(641e) Active Sites, Kinetics, and Second Sphere Coordination Effects for CO Oxidation on Mixed-Valence Oxo-Bridged Trimers | AIChE

(641e) Active Sites, Kinetics, and Second Sphere Coordination Effects for CO Oxidation on Mixed-Valence Oxo-Bridged Trimers

Authors 

Bollini, P. - Presenter, University of Houston
Insights into the rates and kinetic relevance of steps mediating redox turnovers are often limited in clarity and rigor by the heterogeneity of site speciation that is a characteristic feature of most traditional synthetic heterogenous catalytic systems. Metal-organic framework materials (MOFs) offer an opportunity to investigate catalytic properties of well-defined multinuclear sites the structure of which persist upon subjection to gas phase turnovers.

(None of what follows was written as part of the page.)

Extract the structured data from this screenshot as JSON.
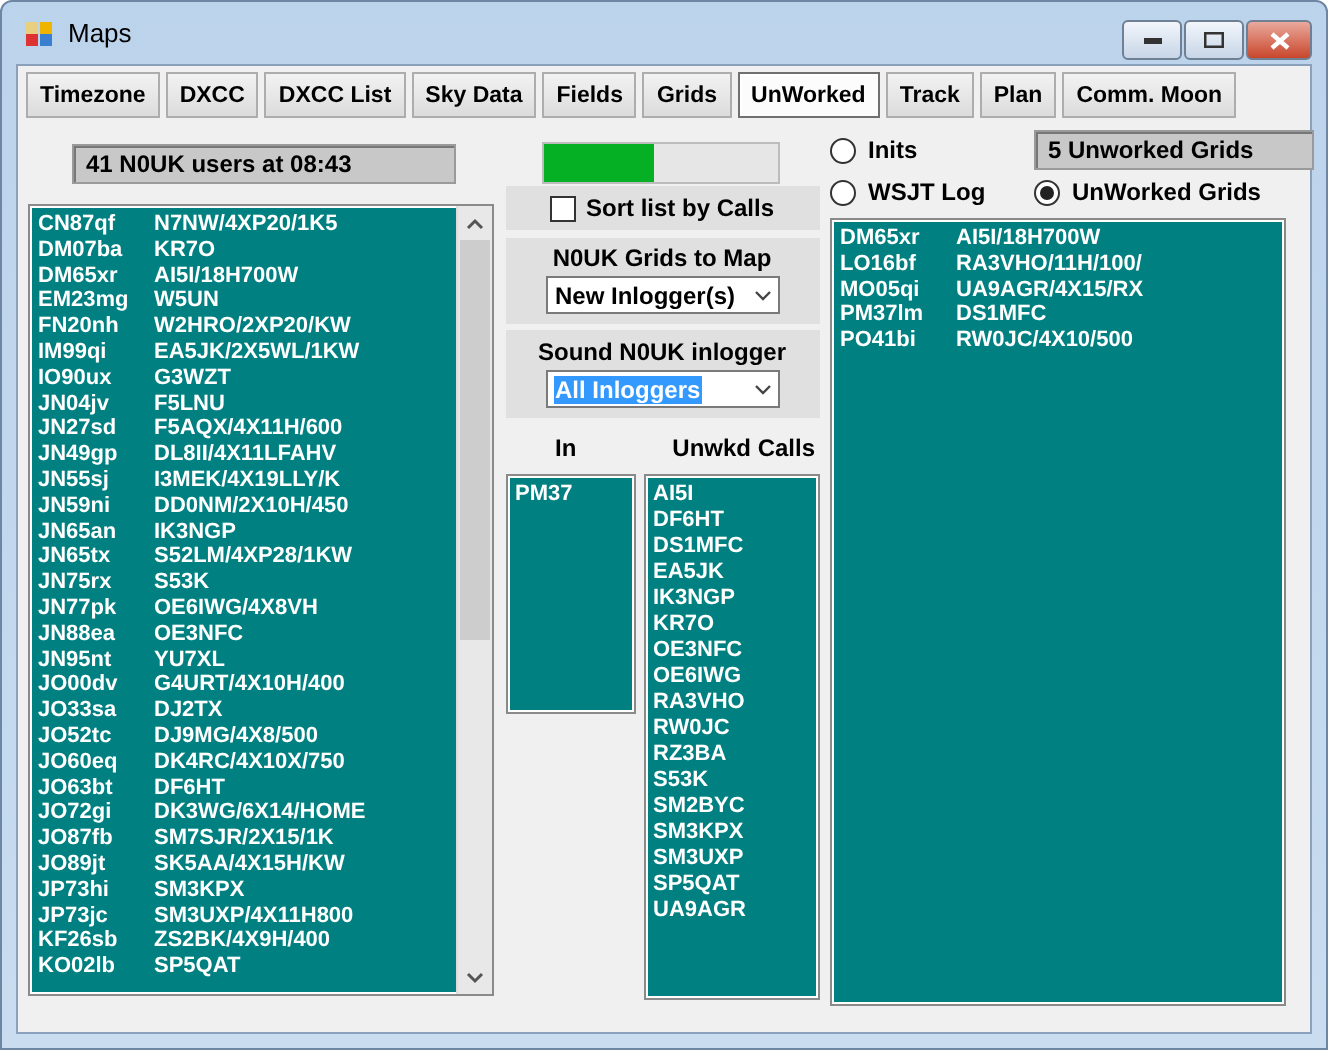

MIL-100 is a MOF material endowed with oxo-bridged trimeric nodes that each carry one M2+ and two M3+ sites that effectuate a variety of acid-catalyzed and redox turnovers. In this study, we elucidate the density and identity of active sites, reaction kinetics, and mechanism of CO oxidation over mixed-valent oxo-bridged trimers.

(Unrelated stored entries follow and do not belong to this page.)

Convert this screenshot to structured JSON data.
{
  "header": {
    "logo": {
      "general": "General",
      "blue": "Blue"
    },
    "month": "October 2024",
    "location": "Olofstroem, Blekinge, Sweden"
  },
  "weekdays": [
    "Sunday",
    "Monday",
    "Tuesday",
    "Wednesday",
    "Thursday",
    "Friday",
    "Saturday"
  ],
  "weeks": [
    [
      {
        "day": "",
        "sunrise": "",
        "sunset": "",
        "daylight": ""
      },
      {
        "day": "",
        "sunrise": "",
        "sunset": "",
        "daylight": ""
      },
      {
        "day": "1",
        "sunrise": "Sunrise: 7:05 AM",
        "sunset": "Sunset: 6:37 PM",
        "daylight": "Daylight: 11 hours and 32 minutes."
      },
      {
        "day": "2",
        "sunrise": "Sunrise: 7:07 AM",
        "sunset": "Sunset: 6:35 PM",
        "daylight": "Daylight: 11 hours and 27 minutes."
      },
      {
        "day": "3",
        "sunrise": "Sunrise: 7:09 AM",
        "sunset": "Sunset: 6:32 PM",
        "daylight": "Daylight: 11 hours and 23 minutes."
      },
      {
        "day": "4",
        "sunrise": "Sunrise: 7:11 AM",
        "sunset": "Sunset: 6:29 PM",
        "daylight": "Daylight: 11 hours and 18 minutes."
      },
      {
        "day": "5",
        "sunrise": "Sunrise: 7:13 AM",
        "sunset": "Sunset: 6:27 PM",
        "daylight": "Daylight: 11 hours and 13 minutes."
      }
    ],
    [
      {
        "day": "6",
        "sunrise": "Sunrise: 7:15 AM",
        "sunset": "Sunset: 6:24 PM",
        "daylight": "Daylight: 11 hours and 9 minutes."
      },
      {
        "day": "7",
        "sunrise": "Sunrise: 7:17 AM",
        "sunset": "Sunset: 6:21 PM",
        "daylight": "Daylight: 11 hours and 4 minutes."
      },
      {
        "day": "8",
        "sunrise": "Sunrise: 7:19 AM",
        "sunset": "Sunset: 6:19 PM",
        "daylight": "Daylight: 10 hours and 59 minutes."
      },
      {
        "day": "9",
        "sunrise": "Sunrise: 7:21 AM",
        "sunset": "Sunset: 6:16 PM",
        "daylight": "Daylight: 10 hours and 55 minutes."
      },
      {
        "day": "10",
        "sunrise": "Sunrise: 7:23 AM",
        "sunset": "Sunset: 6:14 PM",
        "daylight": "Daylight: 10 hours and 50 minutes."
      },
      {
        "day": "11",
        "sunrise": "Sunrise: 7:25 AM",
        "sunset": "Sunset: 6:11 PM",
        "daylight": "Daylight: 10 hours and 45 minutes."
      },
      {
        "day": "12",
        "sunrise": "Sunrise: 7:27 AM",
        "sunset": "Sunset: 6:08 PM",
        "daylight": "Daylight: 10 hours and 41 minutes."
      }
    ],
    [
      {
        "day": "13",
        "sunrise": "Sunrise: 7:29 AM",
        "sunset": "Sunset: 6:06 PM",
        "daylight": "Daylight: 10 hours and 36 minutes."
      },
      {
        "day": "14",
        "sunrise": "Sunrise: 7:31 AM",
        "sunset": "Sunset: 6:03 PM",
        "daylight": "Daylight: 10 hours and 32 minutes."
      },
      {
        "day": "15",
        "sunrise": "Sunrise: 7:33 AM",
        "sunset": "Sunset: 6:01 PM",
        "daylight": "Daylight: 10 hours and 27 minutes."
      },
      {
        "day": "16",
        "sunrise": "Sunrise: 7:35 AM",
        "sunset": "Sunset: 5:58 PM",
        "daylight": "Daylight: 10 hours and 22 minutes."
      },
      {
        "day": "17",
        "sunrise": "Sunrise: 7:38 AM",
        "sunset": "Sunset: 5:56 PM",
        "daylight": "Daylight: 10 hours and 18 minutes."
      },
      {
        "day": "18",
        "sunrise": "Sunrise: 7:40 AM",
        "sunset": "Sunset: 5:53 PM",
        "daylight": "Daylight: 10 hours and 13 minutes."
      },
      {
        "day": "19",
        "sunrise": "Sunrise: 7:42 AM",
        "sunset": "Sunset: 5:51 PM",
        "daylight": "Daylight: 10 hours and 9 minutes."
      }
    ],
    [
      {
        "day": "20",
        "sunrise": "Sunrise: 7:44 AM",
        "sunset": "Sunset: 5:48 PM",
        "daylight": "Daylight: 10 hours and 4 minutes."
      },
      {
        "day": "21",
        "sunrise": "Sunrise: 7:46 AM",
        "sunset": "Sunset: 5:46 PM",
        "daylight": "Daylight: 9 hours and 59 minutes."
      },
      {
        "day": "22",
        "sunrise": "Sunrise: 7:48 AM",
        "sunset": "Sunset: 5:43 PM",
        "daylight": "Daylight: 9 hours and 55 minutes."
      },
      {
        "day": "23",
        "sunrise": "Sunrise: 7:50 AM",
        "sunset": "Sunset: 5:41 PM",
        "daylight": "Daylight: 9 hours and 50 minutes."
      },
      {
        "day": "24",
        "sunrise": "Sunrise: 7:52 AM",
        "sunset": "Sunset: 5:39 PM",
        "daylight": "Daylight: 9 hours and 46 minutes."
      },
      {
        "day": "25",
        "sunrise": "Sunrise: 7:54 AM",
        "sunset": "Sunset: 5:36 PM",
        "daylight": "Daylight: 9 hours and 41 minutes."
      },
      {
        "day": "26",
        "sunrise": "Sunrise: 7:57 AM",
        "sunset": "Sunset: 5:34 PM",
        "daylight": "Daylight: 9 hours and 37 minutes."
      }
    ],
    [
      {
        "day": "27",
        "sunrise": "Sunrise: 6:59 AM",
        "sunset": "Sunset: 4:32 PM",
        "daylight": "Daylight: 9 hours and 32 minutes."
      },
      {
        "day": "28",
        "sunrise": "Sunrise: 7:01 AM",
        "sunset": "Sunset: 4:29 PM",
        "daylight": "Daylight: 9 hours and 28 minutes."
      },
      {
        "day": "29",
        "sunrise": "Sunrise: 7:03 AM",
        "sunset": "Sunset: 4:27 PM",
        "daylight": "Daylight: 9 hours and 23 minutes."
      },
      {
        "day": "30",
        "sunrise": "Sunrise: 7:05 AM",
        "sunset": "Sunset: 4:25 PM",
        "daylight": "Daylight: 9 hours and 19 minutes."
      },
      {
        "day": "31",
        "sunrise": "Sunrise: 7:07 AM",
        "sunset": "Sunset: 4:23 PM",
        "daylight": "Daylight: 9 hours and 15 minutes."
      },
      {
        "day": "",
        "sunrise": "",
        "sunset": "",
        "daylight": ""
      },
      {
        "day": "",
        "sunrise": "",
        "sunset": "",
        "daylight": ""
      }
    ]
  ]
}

Steady state and transient kinetics experiments evidence steps constituting the oxidation half cycle to be kinetically relevant, with activation energies reflecting standard state free energy differences between Fe(IV)=O intermediates and gas phase nitrogen, and the bare Fe2+ surface and gas phase N2O. We show that CO oxidation turnover frequencies and apparent activation energies can be systematically tuned through manipulation of second sphere coordination environment, with both quantities decreasing monotonically with increasing average trimer electron density (Figure 1). The average electron density of the trimer was varied either by changing the coverage of a specific oxygenate, or by modifying the identity of the oxygenate at constant oxygenate coverage through the use of larger alkyl chain lengths. Overall, the results provide an unprecedented level of kinetic clarity as to the effect of second sphere coordination environment on the rates of redox reactions occurring over multinuclear clusters, and point to the utility of metal organic framework materials in addressing questions hitherto rendered intractable by heterogeneity in active site speciation.